After the completion of the figure competition the qualified routines for the final rounds of the Solo, Male Solo, Duet, Mixed Duet, Team, and Team Combination events were confirmed. Although Japan dominated four of the six events after the preliminary routines, the results of the Figures event changed the ranking significantly ensuring that the finals are going to be very exciting till the very last competitor. In the final round of the Female Solo event twelve countries are represented. The top five athletes to watch are Japan’s Moe Higa, France’s Laelys Alavez, Spain’s Carla Lorenzo Llusca, Canada’s Olena Verbinska, and USA’s Ayla Barry .

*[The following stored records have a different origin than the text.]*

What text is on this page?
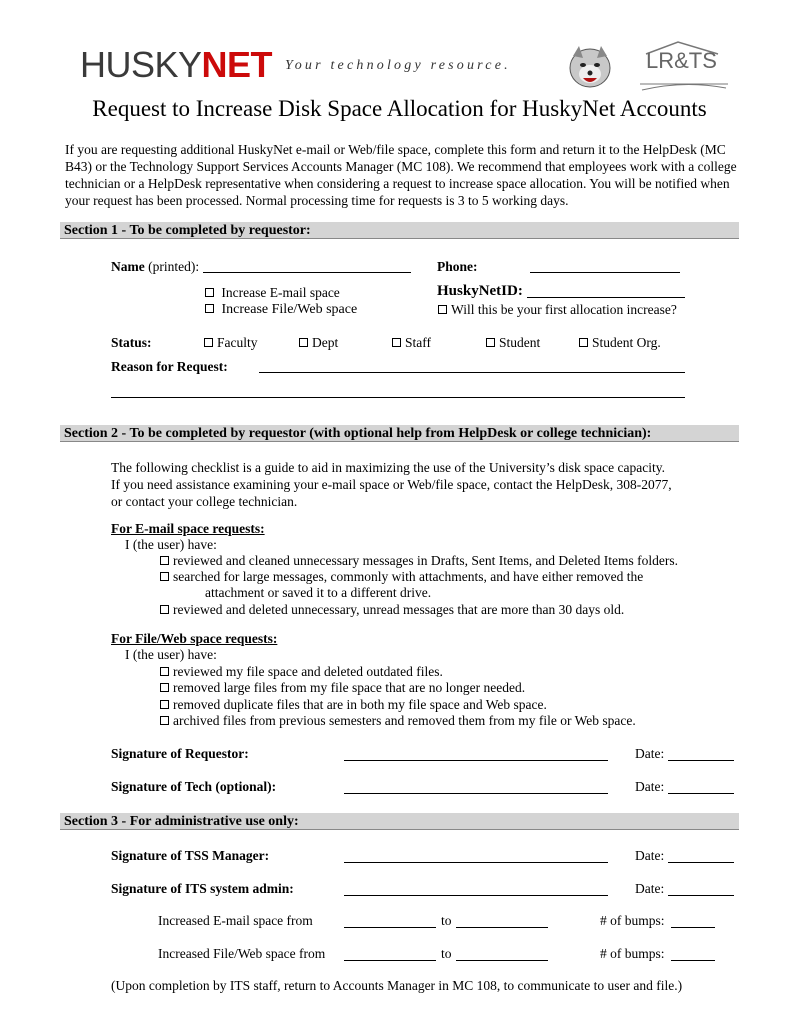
HUSKYNET Your technology resource.	LR&TS
Request to Increase Disk Space Allocation for HuskyNet Accounts
If you are requesting additional HuskyNet e-mail or Web/file space, complete this form and return it to the HelpDesk (MC B43) or the Technology Support Services Accounts Manager (MC 108). We recommend that employees work with a college technician or a HelpDesk representative when considering a request to increase space allocation. You will be notified when your request has been processed. Normal processing time for requests is 3 to 5 working days.
Section 1 - To be completed by requestor:
Name (printed):	Phone:
Increase E-mail space
Increase File/Web space
HuskyNetID:
Will this be your first allocation increase?
Status:	Faculty	Dept	Staff	Student	Student Org.
Reason for Request:
Section 2 - To be completed by requestor (with optional help from HelpDesk or college technician):
The following checklist is a guide to aid in maximizing the use of the University’s disk space capacity.
If you need assistance examining your e-mail space or Web/file space, contact the HelpDesk, 308-2077,
or contact your college technician.
For E-mail space requests:
I (the user) have:
reviewed and cleaned unnecessary messages in Drafts, Sent Items, and Deleted Items folders.
searched for large messages, commonly with attachments, and have either removed the
attachment or saved it to a different drive.
reviewed and deleted unnecessary, unread messages that are more than 30 days old.
For File/Web space requests:
I (the user) have:
reviewed my file space and deleted outdated files.
removed large files from my file space that are no longer needed.
removed duplicate files that are in both my file space and Web space.
archived files from previous semesters and removed them from my file or Web space.
Signature of Requestor:	Date:
Signature of Tech (optional):	Date:
Section 3 - For administrative use only:
Signature of TSS Manager:	Date:
Signature of ITS system admin:	Date:
Increased E-mail space from	to	# of bumps:
Increased File/Web space from	to	# of bumps:
(Upon completion by ITS staff, return to Accounts Manager in MC 108, to communicate to user and file.)
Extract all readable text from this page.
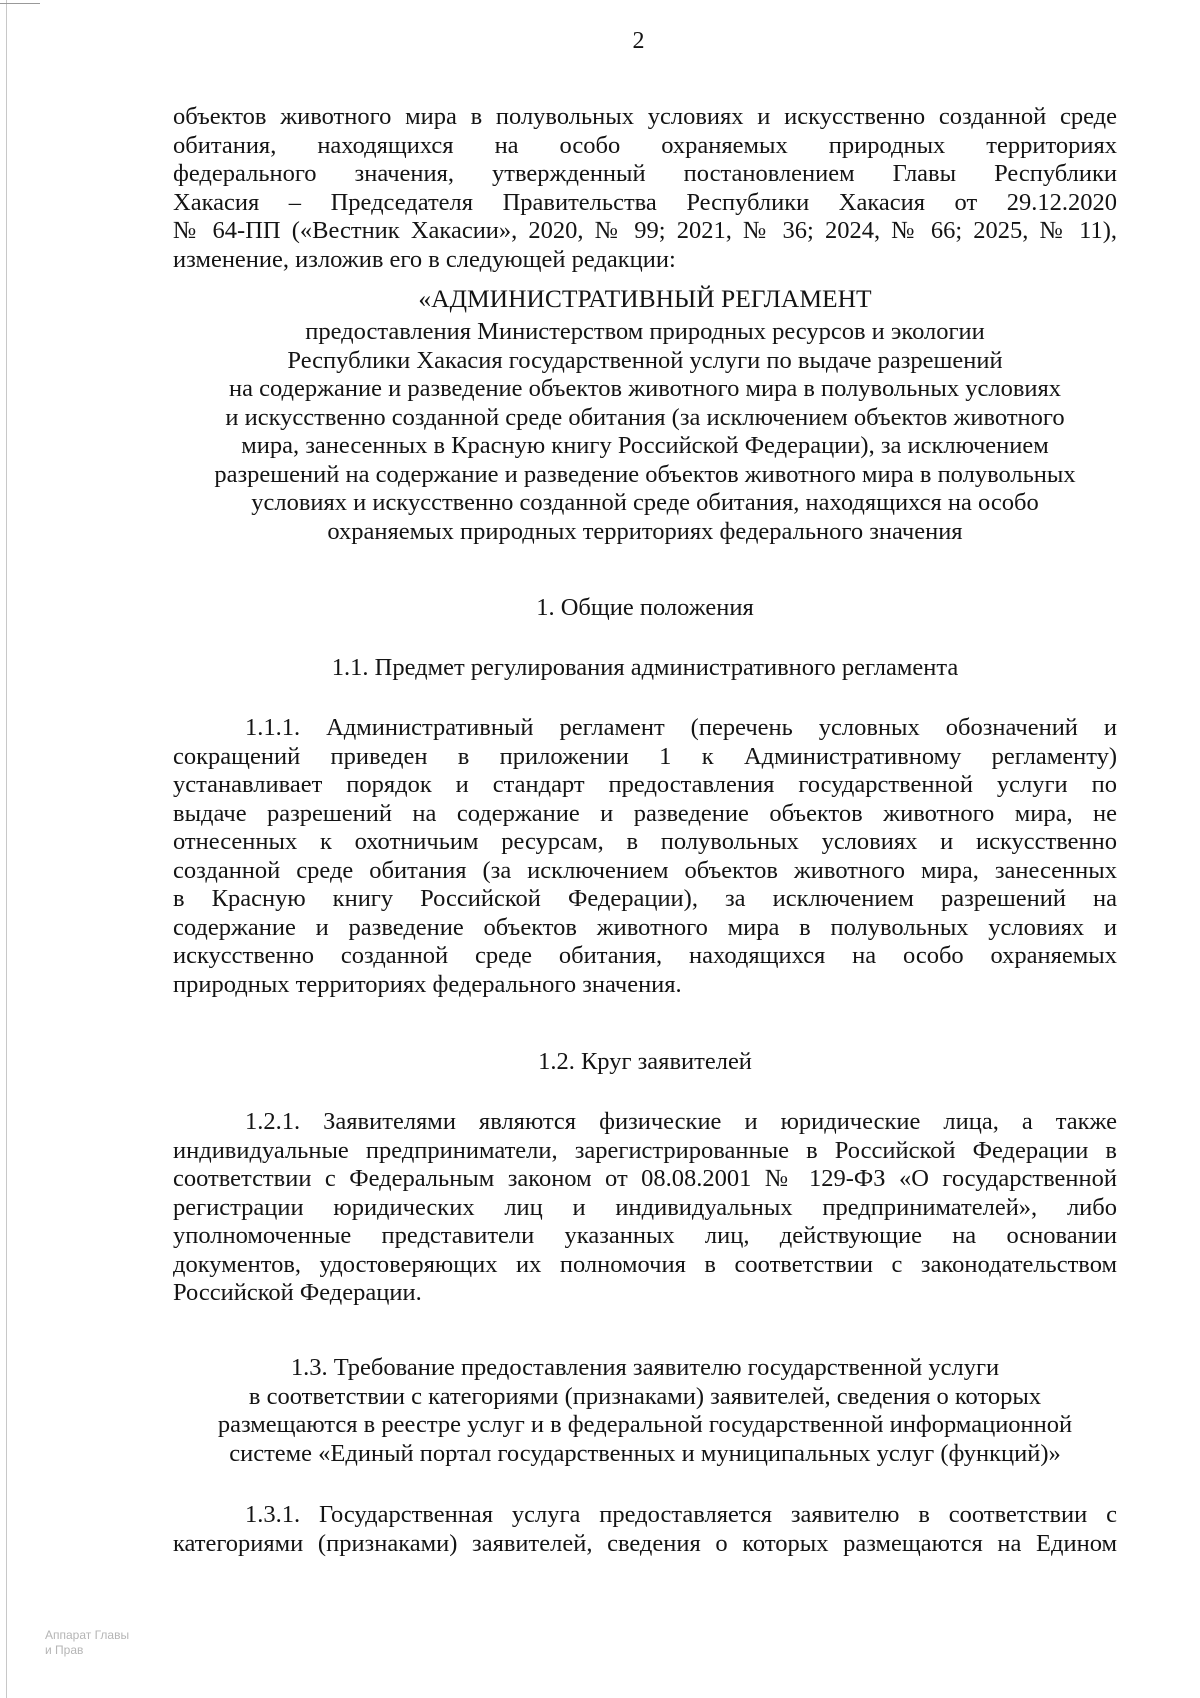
2
объектов животного мира в полувольных условиях и искусственно созданной среде
обитания, находящихся на особо охраняемых природных территориях
федерального значения, утвержденный постановлением Главы Республики
Хакасия – Председателя Правительства Республики Хакасия от 29.12.2020
№ 64-ПП («Вестник Хакасии», 2020, № 99; 2021, № 36; 2024, № 66; 2025, № 11),
изменение, изложив его в следующей редакции:
«АДМИНИСТРАТИВНЫЙ РЕГЛАМЕНТ
предоставления Министерством природных ресурсов и экологии
Республики Хакасия государственной услуги по выдаче разрешений
на содержание и разведение объектов животного мира в полувольных условиях
и искусственно созданной среде обитания (за исключением объектов животного
мира, занесенных в Красную книгу Российской Федерации), за исключением
разрешений на содержание и разведение объектов животного мира в полувольных
условиях и искусственно созданной среде обитания, находящихся на особо
охраняемых природных территориях федерального значения
1. Общие положения
1.1. Предмет регулирования административного регламента
1.1.1. Административный регламент (перечень условных обозначений и
сокращений приведен в приложении 1 к Административному регламенту)
устанавливает порядок и стандарт предоставления государственной услуги по
выдаче разрешений на содержание и разведение объектов животного мира, не
отнесенных к охотничьим ресурсам, в полувольных условиях и искусственно
созданной среде обитания (за исключением объектов животного мира, занесенных
в Красную книгу Российской Федерации), за исключением разрешений на
содержание и разведение объектов животного мира в полувольных условиях и
искусственно созданной среде обитания, находящихся на особо охраняемых
природных территориях федерального значения.
1.2. Круг заявителей
1.2.1. Заявителями являются физические и юридические лица, а также
индивидуальные предприниматели, зарегистрированные в Российской Федерации в
соответствии с Федеральным законом от 08.08.2001 № 129-ФЗ «О государственной
регистрации юридических лиц и индивидуальных предпринимателей», либо
уполномоченные представители указанных лиц, действующие на основании
документов, удостоверяющих их полномочия в соответствии с законодательством
Российской Федерации.
1.3. Требование предоставления заявителю государственной услуги
в соответствии с категориями (признаками) заявителей, сведения о которых
размещаются в реестре услуг и в федеральной государственной информационной
системе «Единый портал государственных и муниципальных услуг (функций)»
1.3.1. Государственная услуга предоставляется заявителю в соответствии с
категориями (признаками) заявителей, сведения о которых размещаются на Едином
Аппарат Главы
и Прав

If the preliminary scores are any indication, the Duet event will be a close race where execution of the difficult aspects of the routines may well be the deciding factor. The Spaniards Rocio Calle Garcia and Xenia de la Puente Descals, the Japanese duo Rena Matsumoto and Risako Mitsuhasi, the Canadian’s Olena Verbinska and Abby Wang, the Americans Ayla Barry and Karen Xue, and the Mexicans Camila Argumedo Gomez and Carolina Arzate Carbia, all will have an opportunity to convince the judges that they are the best youth duets in the world.
In another historic moment for Artistic Swimming, the winner of the Male Solo event this weekend in Charlotte, will forever be the first champion of the first Male Only event at a World Youth Artistic Swimming Championships. France’s Lucas Valliccioni is the one to beat in the Male Solo event. Joining Valliccioni in this historic final are USA’s Michael Chan, Kazakhstan’s Aldiyar Ramazanov, Mexico’s Abner Monter da Silva, and Slovakia’s Ivan Solymosy.
The final of the Mixed Duet event includes six couples. Ranked first after the preliminary round and figures event are USA’s Michael Chan and Jennifer Ryu. The Americans are followed closely by Great Britain’s Maxwell Sewell and Eve Young and Kazakhstan’s Yasmina Islamova and Aldiyar Ramazanov. However, Slovakia’s Michaela Bernathova and Ivan Solymosy and Mexico’s Abner Monter da Silva and Jocelyn Zaragoza Hernandez have preliminary scores that are close enough for a change in the final ranking.
The battle for the gold medal in the Team event will be interesting. Japan outscored Spain in the preliminary routine 83.5667 to 83.2667. In return the athletes from Spain demonstrated their technical excellence in the Figures event and were able to top the Japanese 76.2704 to 74.3962. The battle for the bronze medal will feature the teams from the USA, Canada, and Mexico.
In the Mixed Combo event, the same four teams, Japan, Spain, USA, and Mexico are ranked first through fourth. It will come down to the smallest details, the perfectly executed hybrids and the ability for the athletes to use the music, facial expressions, and their choreographed movements that will decide who will occupy the three steps of the podium.